Some say nurse practitioner Karen Snider was fired after she made public comments about the need for a full-time office clerk in a health clinic on the island.

And if she wants her job back, the local health authority wants her to recant by signing a letter that would possibly include an apology to be presented to the public, said Warden Jim Thurber of the Municipality of the District of Digby.

He is also the councillor for the district the clinic serves.

Ms. Snider was employed by the South West Nova district health authority.

Before the health authority would even discuss other conditions of her return, it requested "that she make a public statement which, in my opinion . . . would have made it look like she was the reason for . . . her dismissal," Mr. Thurber said Thursday.

"I guess that would be what would be insinuated from the statement she would have been required to make.

"It appears to us that the district health authority has no flexibility and we’ve been let down.

"We have a perfectly capable health practitioner who’s going to leave Nova Scotia (and) we don’t feel a proper replacement is going to come in.

"She was liked by the people. The people felt they were being properly looked after. The clinic was working better than it’s worked since it was established there.

The problem may have originated when the nurse practitioner commented locally in a community newsletter about how a clinic receptionist-clerk should be given full-time hours because more than 20 patients a day were often being seen.
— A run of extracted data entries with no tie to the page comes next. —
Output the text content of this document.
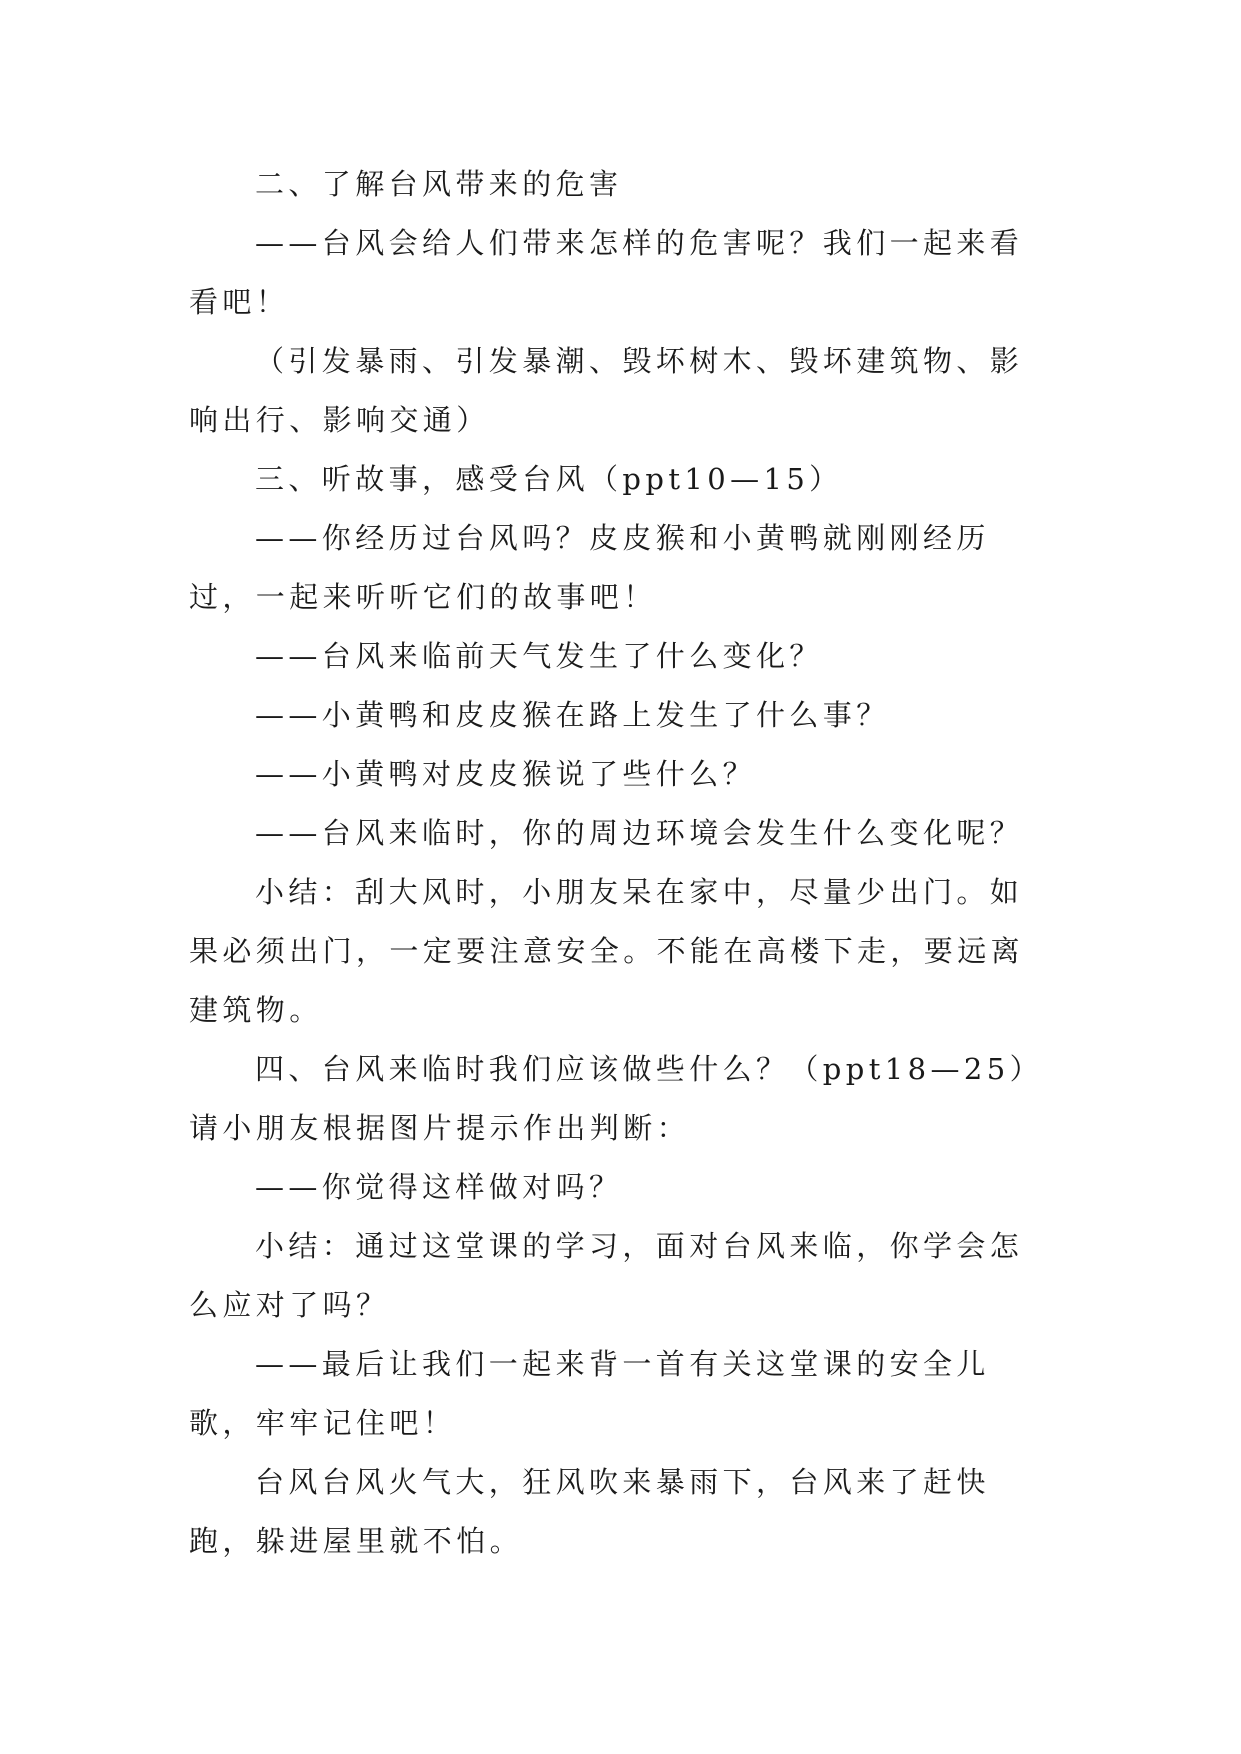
二、了解台风带来的危害

——台风会给人们带来怎样的危害呢？我们一起来看看吧！

（引发暴雨、引发暴潮、毁坏树木、毁坏建筑物、影响出行、影响交通）

三、听故事，感受台风（ppt10—15）

——你经历过台风吗？皮皮猴和小黄鸭就刚刚经历过，一起来听听它们的故事吧！

——台风来临前天气发生了什么变化？

——小黄鸭和皮皮猴在路上发生了什么事？

——小黄鸭对皮皮猴说了些什么？

——台风来临时，你的周边环境会发生什么变化呢？

小结：刮大风时，小朋友呆在家中，尽量少出门。如果必须出门，一定要注意安全。不能在高楼下走，要远离建筑物。

四、台风来临时我们应该做些什么？（ppt18—25）请小朋友根据图片提示作出判断：

——你觉得这样做对吗？

小结：通过这堂课的学习，面对台风来临，你学会怎么应对了吗？

——最后让我们一起来背一首有关这堂课的安全儿歌，牢牢记住吧！

台风台风火气大，狂风吹来暴雨下，台风来了赶快跑，躲进屋里就不怕。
"So the nurse practitioner made the case . . . (for) full-time funding by going directly to the public to argue for good health care for the islands," Andy Moir of the Islands health liaison committee said in an earlier interview.

The hours that the part-time office receptionist worked were never cut back, said an authority spokesman.

"They were temporarily increased to full time while they were implementing a new computer system and once that was done successfully, they put the clerical person back to her regular hours," said Fraser Mooney.

He said nurse practitioners are hard to recruit for places like Digby Neck.

"We’re not about to dismiss a nurse practitioner who has apparently been embraced by the community just because she spoke out or hurt our feelings," said Mr. Mooney.

"We would expect that there would be a lot more issues of concern that would lead to someone’s dismissal," he said, without going into detail.

The employer has been talking with the Nova Scotia Nurses’ Union about the case, which has not been resolved, said Mr. Mooney.

The health authority said earlier that care provided by the nurse practitioner was never an issue.

On Saturday, the community will get together to decide on how to proceed, said Mr. Thurber.

Health Department officials said they cannot intervene, he said.

"We’ve still got hope that someone there can give us the right resolution to this."

He said he wanted to invite the health minister, the deputy minister and the premier to Saturday’s meeting.

"I’m sure the community . . . isn’t going to let this just disappear. They’re going to regroup and probably come back stronger than ever."

Health Minister Maureen MacDonald said Thursday she is aware the community is concerned, but the matter is an employer-employee issue.